Le Moyen-Orient est sans doute en train de subir sa plus profonde transformation géopolitique depuis la création de l’Etat d’Israël, en 1948. Mais le caractère tragique et contradictoire de l’actualité des tout derniers jours en dissimule l’importance. Par un mélange tragique de sang, de larmes et de déclarations fracassantes, le tumulte propre à cette région fait perdre de vue les reconsidérations stratégiques essentielles qui s’y dessinent. Les chocs émotionnels et les signes d’évolution s’entremêlent dans une telle torsion qu’il faut en démêler les fils.

Le vendredi 30 mars, dans la bande de Gaza (où vivent deux millions d’habitants, dont 1,3 million de réfugiés), dix-huit Palestiniens sont tués et près de 1400 autres blessés par l’armée israélienne à la suite d’une manifestation massive organisée par le Hamas dans le cadre de la « grande marche du retour », protestation destinée à durer six semaines. Objectif du Hamas, qui dirige ce territoire avec une main de fer et des moeurs mafieuses : mobiliser le peuple, soit une foule majoritairement innocente, pour s’opposer par un effet de masse au déracinement des familles arabes, à leur impossibilité de retrouver leurs terres, et, en arrière-plan, à la proclamation de Jérusalem comme capitale de l’Etat d’Israël par les Etats-Unis.
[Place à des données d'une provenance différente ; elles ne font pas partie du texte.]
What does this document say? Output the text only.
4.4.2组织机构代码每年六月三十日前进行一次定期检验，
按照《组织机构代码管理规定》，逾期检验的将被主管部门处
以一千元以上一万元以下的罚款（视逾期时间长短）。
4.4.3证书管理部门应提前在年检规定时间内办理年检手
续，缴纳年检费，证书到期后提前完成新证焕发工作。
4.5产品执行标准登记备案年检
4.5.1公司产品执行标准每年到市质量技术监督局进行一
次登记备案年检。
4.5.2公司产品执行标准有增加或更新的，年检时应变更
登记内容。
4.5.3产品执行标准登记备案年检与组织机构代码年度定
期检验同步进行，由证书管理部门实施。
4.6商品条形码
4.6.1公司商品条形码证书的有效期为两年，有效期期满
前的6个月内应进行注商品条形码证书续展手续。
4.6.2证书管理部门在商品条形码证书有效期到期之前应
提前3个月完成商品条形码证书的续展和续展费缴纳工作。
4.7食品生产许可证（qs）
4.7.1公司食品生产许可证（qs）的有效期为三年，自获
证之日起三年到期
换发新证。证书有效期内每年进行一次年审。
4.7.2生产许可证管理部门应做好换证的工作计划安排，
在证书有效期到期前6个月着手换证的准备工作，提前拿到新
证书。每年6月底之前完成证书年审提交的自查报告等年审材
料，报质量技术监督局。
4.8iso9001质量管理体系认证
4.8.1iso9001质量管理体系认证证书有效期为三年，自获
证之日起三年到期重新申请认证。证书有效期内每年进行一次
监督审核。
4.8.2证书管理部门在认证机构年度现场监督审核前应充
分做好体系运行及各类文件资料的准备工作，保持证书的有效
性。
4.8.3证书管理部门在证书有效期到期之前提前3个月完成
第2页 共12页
« Nous identifions des tentatives d’attaques terroristes sous le camouflage d’émeutes », a répliqué dans le feu de l’action le général israélien chargé du secteur. Rien ne prouve qu’il y ait eu effectivement attaque terroriste ou émeute (les manifestants n’ont pas tenté de franchir la clôture frontalière) ; mais l’armée, qui avait prévenu qu’elle ferait usage de la force, a tiré en atteignant souvent des manifestants dans les jambes, selon un schéma anti-émeute désormais éprouvé. Une réponse sécuritaire « disproportionnée », pour reprendre une expression consacrée…
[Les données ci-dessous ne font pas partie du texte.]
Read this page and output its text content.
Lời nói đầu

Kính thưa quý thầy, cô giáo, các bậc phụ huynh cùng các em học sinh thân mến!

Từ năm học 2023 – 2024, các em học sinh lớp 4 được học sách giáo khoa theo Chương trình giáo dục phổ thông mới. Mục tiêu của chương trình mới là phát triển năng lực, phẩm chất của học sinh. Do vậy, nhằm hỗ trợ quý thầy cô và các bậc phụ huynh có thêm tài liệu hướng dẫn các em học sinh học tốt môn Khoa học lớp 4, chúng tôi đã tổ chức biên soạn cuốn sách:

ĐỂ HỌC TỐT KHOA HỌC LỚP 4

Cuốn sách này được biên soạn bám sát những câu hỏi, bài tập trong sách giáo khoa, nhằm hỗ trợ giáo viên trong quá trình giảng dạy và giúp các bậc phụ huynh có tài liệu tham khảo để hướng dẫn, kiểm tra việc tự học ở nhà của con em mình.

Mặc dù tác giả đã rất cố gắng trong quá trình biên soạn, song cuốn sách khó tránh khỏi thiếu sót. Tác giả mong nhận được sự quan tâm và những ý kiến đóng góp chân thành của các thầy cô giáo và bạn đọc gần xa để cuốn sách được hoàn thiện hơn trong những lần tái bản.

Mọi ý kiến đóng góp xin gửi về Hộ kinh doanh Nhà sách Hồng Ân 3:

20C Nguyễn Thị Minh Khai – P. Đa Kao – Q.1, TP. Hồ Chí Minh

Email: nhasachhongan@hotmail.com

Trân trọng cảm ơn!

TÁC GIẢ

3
Une triangulation-strangulation contre l’Iran

Lundi 2 avril, sans lien avec ces cruels événements, la prestigieuse revue américaine The Atlantic publie une interview décoiffante de Mohammed ben Salmane (« MBS »), le prince qui défraie la chronique et effraie le Moyen-Orient. L’homme qui vient d’accomplir une opération éclair de redressement des comptes publics du royaume wahhabite – au prix d‘une purge spectaculaire parmi les ministres, hommes d’affaires et autres profiteurs du système – enjambe les clivages : « Notre pays n’a pas de problème avec les juifs », déclare-t-il. La phrase a déjà été prononcée [« MBS » a dit presque les mêmes mots, en juin 2016, devant un petit groupe de journalistes français, dont l’auteur de cet article]. En réalité, depuis 2002 et le plan de paix alors conçu par le roi Abdallah, Riyad promeut une solution très claire : l’Arabie est prête à reconnaître Israël si cet Etat se retire des territoires occupés en 1967.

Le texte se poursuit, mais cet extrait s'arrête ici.